Berkali-kali Setya Novanto alias Setnov gagal diperiksa KPK terkait kasus dugaan korupsi e-KTP.
Bahkan KPK sampai harus dua kali menetapkan status tersangka ke Setnov, karena pada upaya pertama, lembaga anti rasuah itu kandas di praperadilan.
Baca: Ke Luar dari RSCM, Setya Novanto Gunakan Kursi Roda
Direktur Tindak Pidana Ekonomi Khusus (Tipideksus) Mabes Polri, Brigjen Pol (Purn) Victor Edison Simanjuntak, menganggap KPK punya banyak cara untuk menghindari drama ini.
Menurutnya, KPK juga tidak harus berkali-kali menetapkan status tersangka ke Setnov. Hal itu bisa dilakukan jika KPK mau menghindari kegaduhan.
"Ya itu lah, jangan menetapkan status tersangka di televisi, orang sakit hati lho," ujarnya kepada wartawan di sebuah kantor Lembaga Swadaya Masyarkat (LSM), di bilangan Pancoran, Jakarta Selatan, Minggu (19/11/2017)
Victor Edison Simanjuntak mengaku selama menjadi penyidik, tidak pernah mengumumkan status tersangka seseorang melalui konfrensi pers.
Menurutnya, penyampaian informasi mengenai status tersangka seseorang, harus dilakukan melalui surat panggilan kepada si tersangka.
"Nanti orangnya datang, penasihat hukumnya bilang ke wartawan ini dipanggil sebagai tersangka, lalu ada yang tanya saya, ini sudah tersangka, saya jawab iya, dan yang mengumumkan pertama kali adalah penasihat hukumnya," katanya.
Juli lalu, KPK menetapkan status terangka kepada Setnov. Namun status itu kandas melalui putusan sidang praperadilan yang digelar di Pangadilan Jakarta Selatan, pada 20 September lalu.
Pengadilan menganggap proses KPK tidak patut, karena Surat Perintah Dimulainya Penyidikan (Sprindik) dan penetapan tersangka dilakukan di hari yang sama.
Pekan lalu, Setnov kembali ditetapkan sebaga tersangka untuk kasus yang sama, dan sang ketua DPR kembali mengajukan praperadilan. Selain itu, ia juga kembali harus dirawat di rumah sakit, seperti yang pernah ia lakukan sebelumnya.
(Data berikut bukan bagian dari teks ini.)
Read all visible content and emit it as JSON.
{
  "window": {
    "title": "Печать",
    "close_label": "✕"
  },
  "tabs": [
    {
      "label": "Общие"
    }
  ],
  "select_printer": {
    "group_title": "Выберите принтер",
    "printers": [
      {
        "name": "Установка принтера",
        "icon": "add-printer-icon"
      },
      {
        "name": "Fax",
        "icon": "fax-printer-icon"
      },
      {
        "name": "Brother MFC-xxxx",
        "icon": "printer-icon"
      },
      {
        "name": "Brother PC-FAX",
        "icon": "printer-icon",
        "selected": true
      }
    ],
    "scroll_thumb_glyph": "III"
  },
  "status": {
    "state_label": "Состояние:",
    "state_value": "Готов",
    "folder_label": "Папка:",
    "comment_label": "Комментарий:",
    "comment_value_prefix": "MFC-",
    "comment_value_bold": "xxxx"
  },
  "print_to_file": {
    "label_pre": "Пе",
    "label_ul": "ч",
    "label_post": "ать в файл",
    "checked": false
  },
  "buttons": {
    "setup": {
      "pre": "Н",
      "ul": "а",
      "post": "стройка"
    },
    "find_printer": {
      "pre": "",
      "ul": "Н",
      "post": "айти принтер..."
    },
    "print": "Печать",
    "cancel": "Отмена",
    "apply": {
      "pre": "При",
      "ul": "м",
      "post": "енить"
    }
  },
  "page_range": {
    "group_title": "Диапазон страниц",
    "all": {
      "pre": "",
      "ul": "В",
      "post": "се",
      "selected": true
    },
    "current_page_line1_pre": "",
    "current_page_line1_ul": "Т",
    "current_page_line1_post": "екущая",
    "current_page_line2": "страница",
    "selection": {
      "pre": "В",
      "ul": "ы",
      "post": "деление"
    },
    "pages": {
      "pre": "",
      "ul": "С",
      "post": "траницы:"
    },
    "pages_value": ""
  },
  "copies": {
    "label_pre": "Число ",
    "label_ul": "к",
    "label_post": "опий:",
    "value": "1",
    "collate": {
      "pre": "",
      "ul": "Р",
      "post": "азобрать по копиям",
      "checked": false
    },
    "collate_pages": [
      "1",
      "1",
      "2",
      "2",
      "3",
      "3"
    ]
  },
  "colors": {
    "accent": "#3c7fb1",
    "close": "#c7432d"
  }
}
Menurut Victor Edison Simanjuntak, bukti yang dimiliki KPK sudah cukup untuk menyeret Setnov. Tanpa pemeriksaan dari Setnov, KPK bisa saja menyelesaikan berkas, dengan menyertakan keterangan bahwa sang tersangka menolak dipanggil.
"Kan KPK penyidiknya dia, jaksanya juga dia, langsung serahkan ke pengadilan, keluar tanggal sidang, batal itu praperadilan," ujarnya.
"Kenapa itu tidak dilakukan, saya tidak tahu, apakah ada udang di balik tempe, saya tidak tahu," katanya.